The Companies (Amendment) Bill 2017, which mandates Hong Kong-incorporated companies to keep a Significant Controllers Register (SCR) was passed on 24 January 2018. The new legislation will come into effect on 1 March 2018. The Hong Kong Companies Registry has set up a dedicated section on SCR on its website containing, amongst others, a detailed Guideline on the Keeping of SCR and specific forms for companies to use.
As the bill was passed without much amendment, please refer to our Legal Update of 4 July 2017 for details of the proposed SCR requirements, including scope of application, meaning of significant control, obligations of each applicable company and person having significant control.
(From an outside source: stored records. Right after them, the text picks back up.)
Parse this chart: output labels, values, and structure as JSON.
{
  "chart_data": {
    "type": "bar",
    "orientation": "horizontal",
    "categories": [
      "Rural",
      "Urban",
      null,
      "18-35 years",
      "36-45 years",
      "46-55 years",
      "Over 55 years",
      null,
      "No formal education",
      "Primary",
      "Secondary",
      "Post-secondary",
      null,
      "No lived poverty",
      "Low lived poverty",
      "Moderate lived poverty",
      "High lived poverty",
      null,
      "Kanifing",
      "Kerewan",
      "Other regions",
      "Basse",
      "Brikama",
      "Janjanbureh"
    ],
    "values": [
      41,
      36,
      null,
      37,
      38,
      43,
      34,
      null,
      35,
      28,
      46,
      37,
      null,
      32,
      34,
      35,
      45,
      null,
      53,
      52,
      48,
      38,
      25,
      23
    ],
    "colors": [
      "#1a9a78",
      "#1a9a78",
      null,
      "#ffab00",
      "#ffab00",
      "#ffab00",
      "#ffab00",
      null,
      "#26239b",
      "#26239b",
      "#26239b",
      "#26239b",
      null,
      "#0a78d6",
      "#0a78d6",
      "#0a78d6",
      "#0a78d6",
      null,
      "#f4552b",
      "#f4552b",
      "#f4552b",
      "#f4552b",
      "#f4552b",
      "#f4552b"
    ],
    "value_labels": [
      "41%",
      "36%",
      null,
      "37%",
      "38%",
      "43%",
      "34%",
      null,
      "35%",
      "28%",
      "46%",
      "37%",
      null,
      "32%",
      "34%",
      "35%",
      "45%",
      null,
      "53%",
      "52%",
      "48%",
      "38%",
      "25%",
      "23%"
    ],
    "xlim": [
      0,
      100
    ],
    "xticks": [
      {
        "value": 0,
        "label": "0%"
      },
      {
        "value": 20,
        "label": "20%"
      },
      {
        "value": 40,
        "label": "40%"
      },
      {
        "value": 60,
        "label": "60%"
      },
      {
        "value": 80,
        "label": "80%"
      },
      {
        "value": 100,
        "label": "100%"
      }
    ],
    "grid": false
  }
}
The key requirements under the new SCR regime are summarised below.
Who are required to keep a SCR?
All companies "formed and registered" under the Hong Kong Companies Ordinance (HKCO), including dormant companies, financial institutions, charitable organisation, companies limited by guarantee and any other types of companies incorporated in Hong Kong, EXCEPT listed companies and foreign companies registered under Part 16 of HKCO, are required to keep a SCR – the applicable company.
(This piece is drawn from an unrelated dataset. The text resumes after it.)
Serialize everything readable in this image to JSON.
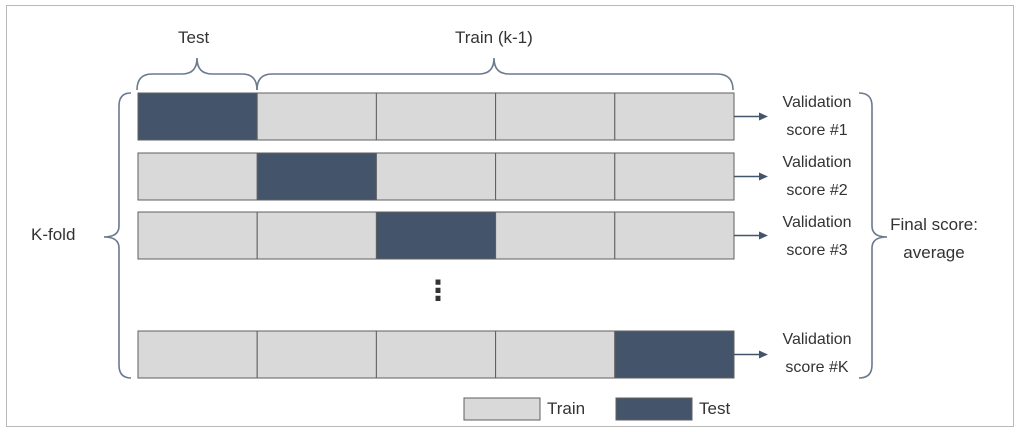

What is to be kept in the SCR?
The SCR must contain information on the significant controllers of the applicable company, namely registrable persons (i.e., a natural person or a specified entity such as a government and international organisation) and/or registrable legal entities (i.e., a legal person, but not a specified entity, which is a member of the company) who have significant control over the company.
A person has significant control over if one or more of the specified conditions are met, which include holding directly or indirectly more than 25 percent of the issued shares (or voting rights) in the company, having the right to exercise or actually exercising significant influence or control over the company.
In the Hong Kong Companies Registry SCR Guideline, examples are given to explain what may constitute "exercising significant influence or control", such as having veto rights in adopting or amending the company’s business plan or appointing (removing) the CEO.
Registrable persons: name, address, identity card/passport number, date becoming a registrable person, and nature of control.
Registrable legal entities: name, address, registration number, legal form and governing law, date becoming a registrable legal entity, and nature of control.
How to prepare the SCR?
An applicable company is under an active obligation to ascertain the identity of any significant controller (or any change in particulars). In other words, for an existing company that is subject to the new SRC regime, it must:
- take reasonable steps to identify its significant controllers and the required particulars (such as examination of its Articles of Association and register of members);
- send out written notice (Notice) to significant controllers seeking required particulars (or confirmation of particulars) within seven days after 1 March 2018;
- enter the date of Notice in SCR;
- enter the particulars in SCR within seven days after receipt of all required particulars provided or confirmed by the addressee of the Notice and date of receipt of such confirmation (in the case where no confirmation is received within the statutory period of one month, a negative statement to that effect); and
- follow similar steps for any change in particulars to keep the SCR up-to-date, i.e.,
- send the Notice to the person within seven days from knowing (or having reasonable cause to believe) that the particular person (or entity) is a new significant controller (or that there is any change in particulars); or in the case where the identity of the new significant controller is not known, send the notice to third party whom the company believes (or having reasonable cause to believe) to know the significant controller within the prescribed time; and
- enter the particulars within seven days after receipt of confirmation by the significant controller (or a negative statement if that is the case).
Where is the SCR to be kept?
The SCR must be kept in either the English or Chinese language at the company's registered office or a prescribed place in Hong Kong. The company should notify the Registrar of Companies of the place where the SCR is kept within 15 days after the setting up of the SCR or any change in location.
Access to SCR is restricted only to officers of Companies Registry and law enforcement officers (who currently include officers of the Police, Independent Commission Against Corruption, Securities and Futures Commission, Hong Kong Monetary Authority, Insurance Authority, Customs and Excise, Immigration, or Inland Revenue Department). The company will have to designate a representative to serve as a contact point for providing information about the SCR and related assistance to law enforcement officers.
When a SCR is required to be kept?
The legislation will come into effect on 1 March 2018.